When professors Maija Renko and Sarah Parker Harris met eight years ago at a work function for the University of Illinois at Chicago, they discovered they were interested in one another’s work. They began sharing some research and soon looked to find a way to collaborate on a project. Now, Renko, an associate professor of entrepreneurship, has teamed up with Parker Harris, an associate professor of disability and human development, to create a program that helps people with disabilities find careers as entrepreneurs.
CEED, or the Chicagoland Entrepreneurship Education for People with Disabilities, has an initial goal of creating an Illinois-based training program for individuals with intellectual and developmental disabilities as well as service providers and small-business development centers. Although the Coleman Foundation awarded the program a $300,000 grant in November 2014, the work began when the money came through, in January 2015.
Since then, Renko and Parker Harris have been focusing on planning, conducting training and connecting with the community. They expect the program to kick off next spring.

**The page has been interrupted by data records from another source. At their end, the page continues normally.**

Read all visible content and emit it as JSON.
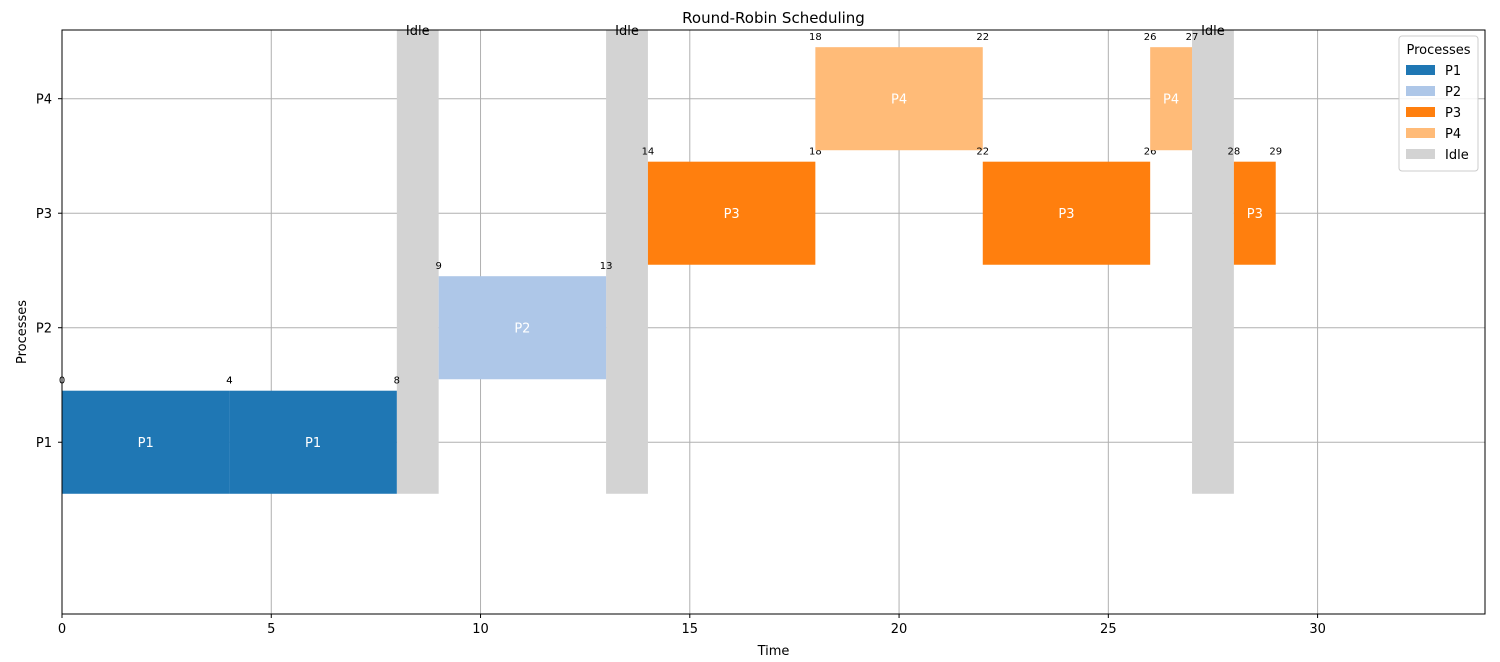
{
  "chart_data": {
    "type": "gantt",
    "title": "Round-Robin Scheduling",
    "xlabel": "Time",
    "ylabel": "Processes",
    "xlim": [
      0,
      34
    ],
    "x_ticks": [
      0,
      5,
      10,
      15,
      20,
      25,
      30
    ],
    "y_categories": [
      "P1",
      "P2",
      "P3",
      "P4"
    ],
    "grid": true,
    "legend": {
      "title": "Processes",
      "placement": "top-right",
      "entries": [
        {
          "name": "P1",
          "color": "#1f77b4"
        },
        {
          "name": "P2",
          "color": "#aec7e8"
        },
        {
          "name": "P3",
          "color": "#ff7f0e"
        },
        {
          "name": "P4",
          "color": "#ffbb78"
        },
        {
          "name": "Idle",
          "color": "#d3d3d3"
        }
      ]
    },
    "segments": [
      {
        "process": "P1",
        "row": 0,
        "start": 0,
        "end": 4,
        "label": "P1",
        "start_label": "0",
        "end_label": "4"
      },
      {
        "process": "P1",
        "row": 0,
        "start": 4,
        "end": 8,
        "label": "P1",
        "start_label": "4",
        "end_label": "8"
      },
      {
        "process": "P2",
        "row": 1,
        "start": 9,
        "end": 13,
        "label": "P2",
        "start_label": "9",
        "end_label": "13"
      },
      {
        "process": "P3",
        "row": 2,
        "start": 14,
        "end": 18,
        "label": "P3",
        "start_label": "14",
        "end_label": "18"
      },
      {
        "process": "P4",
        "row": 3,
        "start": 18,
        "end": 22,
        "label": "P4",
        "start_label": "18",
        "end_label": "22"
      },
      {
        "process": "P3",
        "row": 2,
        "start": 22,
        "end": 26,
        "label": "P3",
        "start_label": "22",
        "end_label": "26"
      },
      {
        "process": "P4",
        "row": 3,
        "start": 26,
        "end": 27,
        "label": "P4",
        "start_label": "26",
        "end_label": "27"
      },
      {
        "process": "P3",
        "row": 2,
        "start": 28,
        "end": 29,
        "label": "P3",
        "start_label": "28",
        "end_label": "29"
      }
    ],
    "idle": [
      {
        "start": 8,
        "end": 9,
        "label": "Idle"
      },
      {
        "start": 13,
        "end": 14,
        "label": "Idle"
      },
      {
        "start": 27,
        "end": 28,
        "label": "Idle"
      }
    ]
  }
}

“We know about women, minorities and immigrant entrepreneurs, but nobody’s really talking about people with disabilities being entrepreneurs,” says Parker Harris. “Not only is there a need for more research on this topic, there’s a need to help the people interested.”
She also points out that the unemployment rate for people with disabilities has held steadily at approximately double the rate of unemployment for their able-bodied counterparts. “Often, their background has been working in sheltered workshops or working in jobs that just get a paycheck -- not a career or anything they’re interested in.”

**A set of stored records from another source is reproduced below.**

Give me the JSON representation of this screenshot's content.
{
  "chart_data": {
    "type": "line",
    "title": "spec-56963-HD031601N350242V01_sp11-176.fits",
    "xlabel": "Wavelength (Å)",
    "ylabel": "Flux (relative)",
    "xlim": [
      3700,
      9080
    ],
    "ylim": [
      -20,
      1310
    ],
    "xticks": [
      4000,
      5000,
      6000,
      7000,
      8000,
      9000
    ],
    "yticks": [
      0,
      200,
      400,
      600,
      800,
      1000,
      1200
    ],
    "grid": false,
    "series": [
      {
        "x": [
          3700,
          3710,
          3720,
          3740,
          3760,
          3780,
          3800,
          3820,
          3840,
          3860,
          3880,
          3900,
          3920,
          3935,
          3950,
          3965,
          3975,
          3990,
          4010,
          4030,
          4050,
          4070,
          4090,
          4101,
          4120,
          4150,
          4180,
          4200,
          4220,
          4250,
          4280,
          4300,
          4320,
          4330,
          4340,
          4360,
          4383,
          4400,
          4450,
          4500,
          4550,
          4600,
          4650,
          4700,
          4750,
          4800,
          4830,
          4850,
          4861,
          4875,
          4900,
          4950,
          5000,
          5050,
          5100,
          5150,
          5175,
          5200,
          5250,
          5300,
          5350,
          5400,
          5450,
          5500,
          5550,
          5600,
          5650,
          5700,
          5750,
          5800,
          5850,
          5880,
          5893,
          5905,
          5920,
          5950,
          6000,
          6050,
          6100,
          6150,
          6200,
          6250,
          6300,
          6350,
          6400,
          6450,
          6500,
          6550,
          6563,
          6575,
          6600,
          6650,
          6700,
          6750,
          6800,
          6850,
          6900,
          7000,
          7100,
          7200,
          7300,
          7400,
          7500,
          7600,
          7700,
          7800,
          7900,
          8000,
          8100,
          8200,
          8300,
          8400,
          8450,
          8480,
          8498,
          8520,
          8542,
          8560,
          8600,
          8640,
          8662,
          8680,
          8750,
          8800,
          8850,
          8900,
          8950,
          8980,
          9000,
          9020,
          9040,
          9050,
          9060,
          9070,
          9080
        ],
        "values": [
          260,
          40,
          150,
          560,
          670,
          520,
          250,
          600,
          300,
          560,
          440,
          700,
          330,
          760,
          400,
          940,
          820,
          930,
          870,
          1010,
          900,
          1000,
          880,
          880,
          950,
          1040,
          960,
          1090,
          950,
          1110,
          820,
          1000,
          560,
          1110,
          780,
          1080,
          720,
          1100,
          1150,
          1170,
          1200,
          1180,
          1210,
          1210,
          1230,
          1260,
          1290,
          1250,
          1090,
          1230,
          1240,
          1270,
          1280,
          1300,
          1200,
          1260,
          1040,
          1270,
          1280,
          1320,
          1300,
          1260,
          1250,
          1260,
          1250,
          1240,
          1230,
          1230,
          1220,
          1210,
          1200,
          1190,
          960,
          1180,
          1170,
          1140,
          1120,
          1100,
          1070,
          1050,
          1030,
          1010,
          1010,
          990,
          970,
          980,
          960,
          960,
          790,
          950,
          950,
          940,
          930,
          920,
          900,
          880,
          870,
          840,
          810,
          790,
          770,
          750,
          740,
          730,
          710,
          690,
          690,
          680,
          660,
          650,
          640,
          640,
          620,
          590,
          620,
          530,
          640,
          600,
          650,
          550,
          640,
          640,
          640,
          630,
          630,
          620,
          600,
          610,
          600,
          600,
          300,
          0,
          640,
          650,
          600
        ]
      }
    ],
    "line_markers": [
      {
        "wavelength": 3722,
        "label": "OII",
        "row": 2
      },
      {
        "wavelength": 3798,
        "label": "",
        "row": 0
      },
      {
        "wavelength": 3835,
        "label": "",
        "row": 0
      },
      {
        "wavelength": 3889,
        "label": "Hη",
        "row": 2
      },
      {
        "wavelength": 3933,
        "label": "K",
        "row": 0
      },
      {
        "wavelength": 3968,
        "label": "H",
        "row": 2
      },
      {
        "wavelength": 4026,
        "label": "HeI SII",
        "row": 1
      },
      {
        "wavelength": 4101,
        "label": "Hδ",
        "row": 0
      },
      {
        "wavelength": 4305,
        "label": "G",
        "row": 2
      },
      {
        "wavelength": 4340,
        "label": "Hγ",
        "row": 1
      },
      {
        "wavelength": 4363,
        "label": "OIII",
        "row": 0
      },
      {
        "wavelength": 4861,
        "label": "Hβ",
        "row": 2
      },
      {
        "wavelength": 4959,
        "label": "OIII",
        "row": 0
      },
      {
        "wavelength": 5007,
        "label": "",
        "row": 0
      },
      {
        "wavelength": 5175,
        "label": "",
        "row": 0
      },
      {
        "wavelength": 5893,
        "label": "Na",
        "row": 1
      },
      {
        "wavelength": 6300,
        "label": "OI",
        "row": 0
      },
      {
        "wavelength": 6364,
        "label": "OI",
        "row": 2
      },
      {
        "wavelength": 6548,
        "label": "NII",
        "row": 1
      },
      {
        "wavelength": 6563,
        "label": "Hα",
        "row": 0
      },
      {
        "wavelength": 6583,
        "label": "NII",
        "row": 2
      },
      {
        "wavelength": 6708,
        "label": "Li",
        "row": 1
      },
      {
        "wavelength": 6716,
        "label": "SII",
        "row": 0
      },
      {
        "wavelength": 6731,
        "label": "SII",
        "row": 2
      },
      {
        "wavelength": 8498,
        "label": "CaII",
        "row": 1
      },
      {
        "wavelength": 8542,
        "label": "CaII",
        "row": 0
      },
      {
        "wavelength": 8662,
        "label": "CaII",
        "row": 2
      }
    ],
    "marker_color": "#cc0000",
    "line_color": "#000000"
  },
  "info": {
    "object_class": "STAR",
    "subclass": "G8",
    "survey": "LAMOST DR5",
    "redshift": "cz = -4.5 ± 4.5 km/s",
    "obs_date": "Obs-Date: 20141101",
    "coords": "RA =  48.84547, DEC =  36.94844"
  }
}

In addition to the training program -- which teaches entrepreneurial fundamentals along with issues that are specific to the disabled community like benefits counseling or handling attitudes and discrimination -- the program is also developing a community resource guide to help with resources on funding, finances, and education. In the future, the hope is to establish a business planning competition for entrepreneurs with disabilities.

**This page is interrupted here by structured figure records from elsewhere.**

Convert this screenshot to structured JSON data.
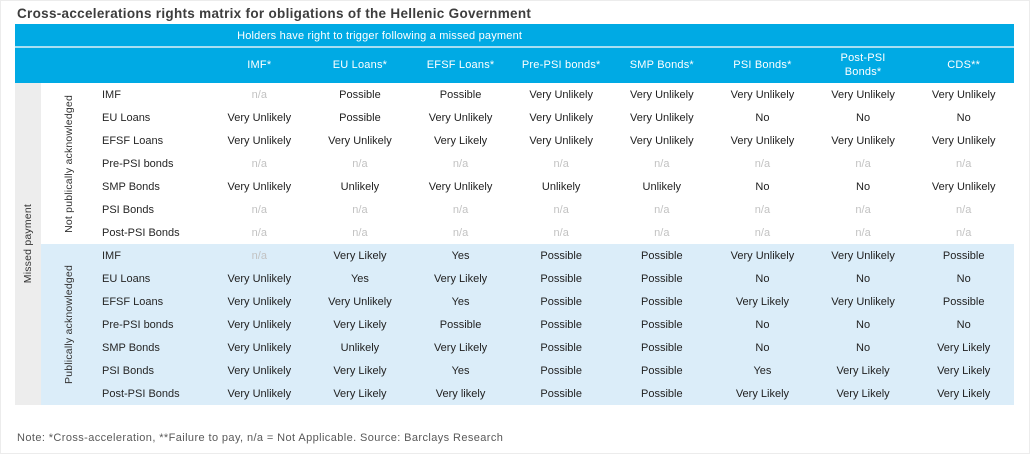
{
  "colors": {
    "header_bg": "#00aae4",
    "band_separator": "#a8dff2",
    "block2_bg": "#dbedf9",
    "missed_strip_bg": "#ededed",
    "na_text": "#c2c2c2",
    "cell_text": "#1f1f1f",
    "title_text": "#3d3d3d",
    "footnote_text": "#595959"
  },
  "chart_data": {
    "type": "table",
    "title": "Cross-accelerations rights matrix for obligations of the Hellenic Government",
    "banner": "Holders have right to trigger following a missed payment",
    "row_axis_label": "Missed payment",
    "columns": [
      "IMF*",
      "EU Loans*",
      "EFSF Loans*",
      "Pre-PSI bonds*",
      "SMP Bonds*",
      "PSI Bonds*",
      "Post-PSI\nBonds*",
      "CDS**"
    ],
    "row_groups": [
      {
        "label": "Not publically acknowledged",
        "rows": [
          {
            "label": "IMF",
            "cells": [
              "n/a",
              "Possible",
              "Possible",
              "Very Unlikely",
              "Very Unlikely",
              "Very Unlikely",
              "Very Unlikely",
              "Very Unlikely"
            ]
          },
          {
            "label": "EU Loans",
            "cells": [
              "Very Unlikely",
              "Possible",
              "Very Unlikely",
              "Very Unlikely",
              "Very Unlikely",
              "No",
              "No",
              "No"
            ]
          },
          {
            "label": "EFSF Loans",
            "cells": [
              "Very Unlikely",
              "Very Unlikely",
              "Very Likely",
              "Very Unlikely",
              "Very Unlikely",
              "Very Unlikely",
              "Very Unlikely",
              "Very Unlikely"
            ]
          },
          {
            "label": "Pre-PSI bonds",
            "cells": [
              "n/a",
              "n/a",
              "n/a",
              "n/a",
              "n/a",
              "n/a",
              "n/a",
              "n/a"
            ]
          },
          {
            "label": "SMP Bonds",
            "cells": [
              "Very Unlikely",
              "Unlikely",
              "Very Unlikely",
              "Unlikely",
              "Unlikely",
              "No",
              "No",
              "Very Unlikely"
            ]
          },
          {
            "label": "PSI Bonds",
            "cells": [
              "n/a",
              "n/a",
              "n/a",
              "n/a",
              "n/a",
              "n/a",
              "n/a",
              "n/a"
            ]
          },
          {
            "label": "Post-PSI Bonds",
            "cells": [
              "n/a",
              "n/a",
              "n/a",
              "n/a",
              "n/a",
              "n/a",
              "n/a",
              "n/a"
            ]
          }
        ]
      },
      {
        "label": "Publically acknowledged",
        "rows": [
          {
            "label": "IMF",
            "cells": [
              "n/a",
              "Very Likely",
              "Yes",
              "Possible",
              "Possible",
              "Very Unlikely",
              "Very Unlikely",
              "Possible"
            ]
          },
          {
            "label": "EU Loans",
            "cells": [
              "Very Unlikely",
              "Yes",
              "Very Likely",
              "Possible",
              "Possible",
              "No",
              "No",
              "No"
            ]
          },
          {
            "label": "EFSF Loans",
            "cells": [
              "Very Unlikely",
              "Very Unlikely",
              "Yes",
              "Possible",
              "Possible",
              "Very Likely",
              "Very Unlikely",
              "Possible"
            ]
          },
          {
            "label": "Pre-PSI bonds",
            "cells": [
              "Very Unlikely",
              "Very Likely",
              "Possible",
              "Possible",
              "Possible",
              "No",
              "No",
              "No"
            ]
          },
          {
            "label": "SMP Bonds",
            "cells": [
              "Very Unlikely",
              "Unlikely",
              "Very Likely",
              "Possible",
              "Possible",
              "No",
              "No",
              "Very Likely"
            ]
          },
          {
            "label": "PSI Bonds",
            "cells": [
              "Very Unlikely",
              "Very Likely",
              "Yes",
              "Possible",
              "Possible",
              "Yes",
              "Very Likely",
              "Very Likely"
            ]
          },
          {
            "label": "Post-PSI Bonds",
            "cells": [
              "Very Unlikely",
              "Very Likely",
              "Very likely",
              "Possible",
              "Possible",
              "Very Likely",
              "Very Likely",
              "Very Likely"
            ]
          }
        ]
      }
    ],
    "footnote": "Note: *Cross-acceleration, **Failure to pay, n/a = Not Applicable. Source: Barclays Research"
  }
}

Equally important to the women in charge of creating the program is that the resource guide showcases success stories of other entrepreneurs with impairments. “People with disabilities don’t have mentors or examples of other successful disabled business owners, and people often say that they want access to shadow them and talk to them,” she says.
According to Renko, businesses with a significant social component tend to appeal most to disabled entrepreneurs. Renko specifically remembers someone who started a service to distribute gently used wheelchairs to those who needed them -- usually the recipients were immigrants who didn’t have health care that would pay for the equipment. Moreover, since access to funding is a large barrier to starting a business for many with health issues -- smaller networks and low incomes are common among this population -- part of what made this wheelchair donation business successful was that it didn’t require a big upfront investment.
While there are established business that are disability-friendly in various industries, Renko explains that the inclusive attitude is likely the result of a direct connection to the disabled community. “Oftentimes, the industries that get recognized as good places to work with, the CEOs will have a personal experience that makes it more likely.”
Though the program will start by keeping the focus purely on Illinois, the hope is that it can -- and will -- be replicated nationally. Currently, the program has space for up to 40 individuals and up to 30 service providers.
The response from people in the disabled community has been positive. “It’s become really, really engaging,” Parker Harris says. She says business and individuals in the area have reached out to her directly and asked to participate in the program. “It’s so exciting to so many people because of all the doors that were closed before.”